During a company video call, a Hong Kong-based finance employee at an unnamed multinational firm was defrauded into paying out over $200 million Hong Kong dollars — approximately $25.6 million USD — through the use of “deepfake” technology.
As originally reported by CNN, the fraudster created a digitally manipulated impression of the company’s CFO as well as several other staff members. Convinced they were his coworkers, the employee followed the fake CFO’s instructions and remitted the funds to multiple bank accounts across 15 transfers, according to Techspot.
Baron Chan Shun-ching, who is the acting superintendent of the Cyber Security and Technology and Crime Bureau in Hong Kong, told the public broadcast RTHK that in the video conference, “it turns out that everyone [he saw] was fake,” according to the South China Morning Post. The police said all present on the video except the victim were fake, and the deepfake tech was used to turn publicly available video into believable representations of the victim’s colleagues.

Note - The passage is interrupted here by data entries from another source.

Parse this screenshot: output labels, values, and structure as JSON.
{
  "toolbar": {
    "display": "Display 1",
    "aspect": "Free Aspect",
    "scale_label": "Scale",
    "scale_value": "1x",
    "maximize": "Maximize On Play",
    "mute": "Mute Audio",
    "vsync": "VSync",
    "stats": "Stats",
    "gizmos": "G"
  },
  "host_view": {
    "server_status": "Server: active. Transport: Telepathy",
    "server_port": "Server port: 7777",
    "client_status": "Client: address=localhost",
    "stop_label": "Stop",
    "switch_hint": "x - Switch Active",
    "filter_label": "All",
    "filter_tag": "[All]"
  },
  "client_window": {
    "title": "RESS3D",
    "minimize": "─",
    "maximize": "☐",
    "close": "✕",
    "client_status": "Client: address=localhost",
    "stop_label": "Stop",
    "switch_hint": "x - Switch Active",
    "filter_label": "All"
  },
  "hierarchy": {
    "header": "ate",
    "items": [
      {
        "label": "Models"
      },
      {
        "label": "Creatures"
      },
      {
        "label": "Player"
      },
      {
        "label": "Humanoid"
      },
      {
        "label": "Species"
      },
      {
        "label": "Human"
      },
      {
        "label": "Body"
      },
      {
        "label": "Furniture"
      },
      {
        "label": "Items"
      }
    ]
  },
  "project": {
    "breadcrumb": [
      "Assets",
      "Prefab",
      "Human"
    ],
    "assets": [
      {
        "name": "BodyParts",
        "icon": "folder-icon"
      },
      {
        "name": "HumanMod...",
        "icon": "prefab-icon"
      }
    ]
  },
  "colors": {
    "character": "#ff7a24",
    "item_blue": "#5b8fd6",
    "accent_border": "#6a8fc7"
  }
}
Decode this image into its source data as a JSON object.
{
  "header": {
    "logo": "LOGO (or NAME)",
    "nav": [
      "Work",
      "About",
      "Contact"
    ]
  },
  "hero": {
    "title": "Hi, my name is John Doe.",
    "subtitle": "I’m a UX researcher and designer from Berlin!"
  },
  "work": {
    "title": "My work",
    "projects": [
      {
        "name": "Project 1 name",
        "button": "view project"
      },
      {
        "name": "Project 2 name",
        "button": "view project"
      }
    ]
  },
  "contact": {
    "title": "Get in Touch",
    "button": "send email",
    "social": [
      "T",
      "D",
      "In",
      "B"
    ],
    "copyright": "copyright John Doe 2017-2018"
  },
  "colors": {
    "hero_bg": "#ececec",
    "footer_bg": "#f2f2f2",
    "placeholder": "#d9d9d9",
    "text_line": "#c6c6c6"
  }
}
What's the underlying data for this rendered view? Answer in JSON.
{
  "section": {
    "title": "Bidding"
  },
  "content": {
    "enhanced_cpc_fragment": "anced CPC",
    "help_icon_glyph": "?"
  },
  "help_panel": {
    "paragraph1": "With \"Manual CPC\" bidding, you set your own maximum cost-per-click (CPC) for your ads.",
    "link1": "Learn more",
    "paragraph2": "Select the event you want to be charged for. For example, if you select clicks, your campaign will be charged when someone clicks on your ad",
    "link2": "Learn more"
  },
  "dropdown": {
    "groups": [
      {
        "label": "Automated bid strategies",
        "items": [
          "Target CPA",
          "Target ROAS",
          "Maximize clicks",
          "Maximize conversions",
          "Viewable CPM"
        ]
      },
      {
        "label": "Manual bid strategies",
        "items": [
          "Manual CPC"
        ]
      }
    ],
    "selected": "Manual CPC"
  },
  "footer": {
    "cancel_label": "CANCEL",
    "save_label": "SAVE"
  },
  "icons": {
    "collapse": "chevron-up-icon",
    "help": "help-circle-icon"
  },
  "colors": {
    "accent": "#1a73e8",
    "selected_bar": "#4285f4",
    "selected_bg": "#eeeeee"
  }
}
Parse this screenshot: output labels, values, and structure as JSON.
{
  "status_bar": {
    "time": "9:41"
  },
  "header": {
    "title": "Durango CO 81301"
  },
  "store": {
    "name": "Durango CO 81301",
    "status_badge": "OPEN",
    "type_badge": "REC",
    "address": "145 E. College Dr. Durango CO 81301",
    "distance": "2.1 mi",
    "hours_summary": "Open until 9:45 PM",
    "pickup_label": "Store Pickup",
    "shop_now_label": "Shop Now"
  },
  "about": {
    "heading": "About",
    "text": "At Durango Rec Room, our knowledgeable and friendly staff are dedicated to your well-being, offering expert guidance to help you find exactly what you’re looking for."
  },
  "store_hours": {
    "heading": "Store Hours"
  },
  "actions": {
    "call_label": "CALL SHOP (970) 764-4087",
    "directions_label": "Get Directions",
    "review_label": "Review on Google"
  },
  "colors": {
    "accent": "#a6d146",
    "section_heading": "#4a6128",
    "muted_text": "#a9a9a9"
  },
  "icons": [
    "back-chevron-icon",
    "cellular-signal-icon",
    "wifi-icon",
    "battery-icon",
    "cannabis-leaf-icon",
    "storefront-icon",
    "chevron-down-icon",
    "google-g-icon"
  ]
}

Other deepfakes had only involved one-on-one video calls, according to Chan, but in this case, “They used deepfake technology to imitate the voice of their targets reading from a script." Police did not reveal the name of the company or the worker.
Deepfake is a synthetic media that enables one person’s likeness to be swapped for another. According to MIT Sloan, “The term ‘deepfake’ was first coined in late 2017 by a Reddit user of the same name. This user created a space on the online news and aggregation site, where they shared pornographic videos that used open-source face-swapping technology.”
The term has since expanded to include ‘synthetic media applications’ that existed before the Reddit page and new creations like StyleGAN — ‘realistic-looking still images of people that don’t exist,’ said Henry Ajder, head of threat intelligence at deepfake detection company Deeptrace.”
According to Hong Kong police, on at least 20 occasions, deepfakes had tricked facial recognition programs of people on identity cards. CFOs must stay vigilant about the increased use of fraud in this manner, as cyber fraud hit 83% of organizations in some manner last year, according to a recent report.